The role of high density lipoprotein (HDL) phospholipid in scavenger receptor BI (SR-BI)-mediated free cholesterol flux was examined by manipulating HDL(3) phosphatidylcholine and sphingomyelin content. Both phosphatidylcholine and sphingomyelin enrichment of HDL enhanced the net efflux of cholesterol from SR-BI-expressing COS-7 cells but by two different mechanisms. Phosphatidylcholine enrichment of HDL increased efflux, whereas sphingomyelin enrichment decreased influx of HDL cholesterol.
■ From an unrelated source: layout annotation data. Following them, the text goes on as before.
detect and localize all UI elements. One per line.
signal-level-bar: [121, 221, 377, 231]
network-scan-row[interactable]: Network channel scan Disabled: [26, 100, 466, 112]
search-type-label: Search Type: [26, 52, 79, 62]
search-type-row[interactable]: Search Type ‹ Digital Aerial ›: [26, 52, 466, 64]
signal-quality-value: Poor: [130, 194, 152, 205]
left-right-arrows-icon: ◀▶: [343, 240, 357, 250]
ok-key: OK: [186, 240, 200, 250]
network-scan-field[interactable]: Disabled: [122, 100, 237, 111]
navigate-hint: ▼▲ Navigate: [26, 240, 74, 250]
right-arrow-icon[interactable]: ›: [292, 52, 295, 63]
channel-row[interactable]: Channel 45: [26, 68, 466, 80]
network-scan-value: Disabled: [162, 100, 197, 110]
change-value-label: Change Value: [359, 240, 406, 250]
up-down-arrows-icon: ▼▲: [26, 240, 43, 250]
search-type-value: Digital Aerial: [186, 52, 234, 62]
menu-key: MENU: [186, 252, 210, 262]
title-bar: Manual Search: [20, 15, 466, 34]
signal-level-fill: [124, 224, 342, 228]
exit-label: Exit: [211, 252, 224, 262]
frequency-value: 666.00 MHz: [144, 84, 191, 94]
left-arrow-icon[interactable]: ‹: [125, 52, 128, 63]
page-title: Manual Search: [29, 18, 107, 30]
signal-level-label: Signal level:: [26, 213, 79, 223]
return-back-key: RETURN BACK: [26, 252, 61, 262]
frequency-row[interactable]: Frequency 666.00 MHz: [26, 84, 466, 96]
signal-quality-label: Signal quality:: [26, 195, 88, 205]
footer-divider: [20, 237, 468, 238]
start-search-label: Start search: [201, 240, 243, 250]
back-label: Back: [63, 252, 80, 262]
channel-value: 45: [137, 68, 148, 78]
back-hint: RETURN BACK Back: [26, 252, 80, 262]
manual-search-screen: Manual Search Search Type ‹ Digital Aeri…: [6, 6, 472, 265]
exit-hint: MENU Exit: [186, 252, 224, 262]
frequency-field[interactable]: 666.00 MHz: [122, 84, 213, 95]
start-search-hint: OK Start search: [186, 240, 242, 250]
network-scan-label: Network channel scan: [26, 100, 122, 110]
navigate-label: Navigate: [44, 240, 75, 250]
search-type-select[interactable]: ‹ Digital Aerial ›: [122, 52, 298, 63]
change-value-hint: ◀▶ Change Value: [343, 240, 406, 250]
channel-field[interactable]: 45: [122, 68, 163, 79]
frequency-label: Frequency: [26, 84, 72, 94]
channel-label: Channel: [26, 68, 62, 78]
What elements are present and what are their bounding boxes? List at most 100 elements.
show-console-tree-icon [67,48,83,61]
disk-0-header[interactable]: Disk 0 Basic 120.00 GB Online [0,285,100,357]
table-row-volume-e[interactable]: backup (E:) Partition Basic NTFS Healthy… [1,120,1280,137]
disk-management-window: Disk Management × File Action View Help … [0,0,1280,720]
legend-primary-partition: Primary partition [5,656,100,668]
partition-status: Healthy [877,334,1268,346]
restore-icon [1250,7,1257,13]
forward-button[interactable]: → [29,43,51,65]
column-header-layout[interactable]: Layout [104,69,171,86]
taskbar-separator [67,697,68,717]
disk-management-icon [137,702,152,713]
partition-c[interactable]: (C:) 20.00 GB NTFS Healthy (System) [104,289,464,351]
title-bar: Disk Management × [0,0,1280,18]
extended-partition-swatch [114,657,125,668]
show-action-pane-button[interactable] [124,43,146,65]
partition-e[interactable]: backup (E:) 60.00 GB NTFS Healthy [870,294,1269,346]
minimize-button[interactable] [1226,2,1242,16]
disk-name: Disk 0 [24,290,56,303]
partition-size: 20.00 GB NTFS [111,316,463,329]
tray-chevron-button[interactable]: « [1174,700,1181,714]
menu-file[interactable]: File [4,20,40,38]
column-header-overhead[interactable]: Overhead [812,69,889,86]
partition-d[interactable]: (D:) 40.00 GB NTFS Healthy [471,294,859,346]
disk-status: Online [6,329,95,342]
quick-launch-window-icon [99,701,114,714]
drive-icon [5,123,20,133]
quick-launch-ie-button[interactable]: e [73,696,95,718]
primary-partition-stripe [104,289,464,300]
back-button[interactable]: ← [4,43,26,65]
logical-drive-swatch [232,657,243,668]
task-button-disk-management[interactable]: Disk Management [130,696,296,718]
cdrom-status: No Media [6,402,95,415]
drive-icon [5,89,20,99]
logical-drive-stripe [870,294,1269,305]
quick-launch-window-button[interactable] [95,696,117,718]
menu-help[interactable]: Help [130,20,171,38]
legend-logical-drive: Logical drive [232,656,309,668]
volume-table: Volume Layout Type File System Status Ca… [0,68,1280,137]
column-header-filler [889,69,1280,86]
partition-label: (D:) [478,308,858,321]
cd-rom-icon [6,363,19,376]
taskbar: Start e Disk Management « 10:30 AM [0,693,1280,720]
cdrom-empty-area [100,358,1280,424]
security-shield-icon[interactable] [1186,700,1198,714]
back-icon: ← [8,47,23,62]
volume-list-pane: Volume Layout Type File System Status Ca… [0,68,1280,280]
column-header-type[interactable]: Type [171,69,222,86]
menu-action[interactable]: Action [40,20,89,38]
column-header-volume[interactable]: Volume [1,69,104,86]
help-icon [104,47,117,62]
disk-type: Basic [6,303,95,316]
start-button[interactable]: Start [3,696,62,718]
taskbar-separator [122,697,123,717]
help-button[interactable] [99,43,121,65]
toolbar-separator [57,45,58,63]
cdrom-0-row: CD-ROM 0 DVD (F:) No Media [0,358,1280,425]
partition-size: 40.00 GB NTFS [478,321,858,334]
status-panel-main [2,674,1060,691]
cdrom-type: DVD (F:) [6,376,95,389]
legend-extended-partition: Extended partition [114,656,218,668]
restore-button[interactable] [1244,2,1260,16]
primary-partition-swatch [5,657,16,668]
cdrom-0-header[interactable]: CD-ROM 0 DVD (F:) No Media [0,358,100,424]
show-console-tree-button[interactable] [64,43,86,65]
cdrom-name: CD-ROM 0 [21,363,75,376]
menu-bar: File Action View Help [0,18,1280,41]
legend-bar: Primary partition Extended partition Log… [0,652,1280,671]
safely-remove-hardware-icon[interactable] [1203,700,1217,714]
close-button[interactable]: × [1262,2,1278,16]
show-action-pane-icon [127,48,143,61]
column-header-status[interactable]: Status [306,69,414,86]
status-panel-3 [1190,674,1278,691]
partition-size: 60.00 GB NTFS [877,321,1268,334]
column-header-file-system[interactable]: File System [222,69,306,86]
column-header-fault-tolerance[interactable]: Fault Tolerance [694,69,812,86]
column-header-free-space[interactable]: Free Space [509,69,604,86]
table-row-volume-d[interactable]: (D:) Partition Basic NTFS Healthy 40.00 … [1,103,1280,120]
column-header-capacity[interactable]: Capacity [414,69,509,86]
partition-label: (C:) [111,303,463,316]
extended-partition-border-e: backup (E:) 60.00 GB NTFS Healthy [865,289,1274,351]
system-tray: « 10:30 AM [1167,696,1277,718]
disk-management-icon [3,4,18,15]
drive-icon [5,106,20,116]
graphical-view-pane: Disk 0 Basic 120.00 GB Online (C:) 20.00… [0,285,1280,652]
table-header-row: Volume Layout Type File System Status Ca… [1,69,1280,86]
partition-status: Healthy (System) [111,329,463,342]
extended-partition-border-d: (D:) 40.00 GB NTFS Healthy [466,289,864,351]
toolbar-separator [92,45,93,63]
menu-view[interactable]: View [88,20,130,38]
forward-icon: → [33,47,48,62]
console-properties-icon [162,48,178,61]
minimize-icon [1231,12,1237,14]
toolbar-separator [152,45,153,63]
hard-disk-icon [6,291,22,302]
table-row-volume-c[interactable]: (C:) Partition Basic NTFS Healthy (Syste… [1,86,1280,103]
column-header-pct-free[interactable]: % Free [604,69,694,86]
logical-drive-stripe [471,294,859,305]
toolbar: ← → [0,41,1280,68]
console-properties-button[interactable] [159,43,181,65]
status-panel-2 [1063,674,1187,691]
Although similar trends were observed in control (vector-transfected) COS-7 cells, SR-BI overexpression amplified the effects of phosphatidylcholine and sphingomyelin enrichment of HDL 25- and 2.8-fold, respectively. By using both phosphatidylcholine-enriched and phospholipase A(2)-treated HDL to obtain HDL with a graded phosphatidylcholine content, we showed that SR-BI-mediated cholesterol efflux was highly correlated (r(2) = 0.985) with HDL phosphatidylcholine content. The effects of varying HDL phospholipid composition on SR-BI-mediated free cholesterol flux were not correlated with changes in either the K(d) or B(max) values for high affinity binding to SR-BI. We conclude that SR-BI-mediated free cholesterol flux is highly sensitive to HDL phospholipid composition. Thus, factors that regulate cellular SR-BI expression and the local modification of HDL phospholipid composition will have a large impact on reverse cholesterol transport.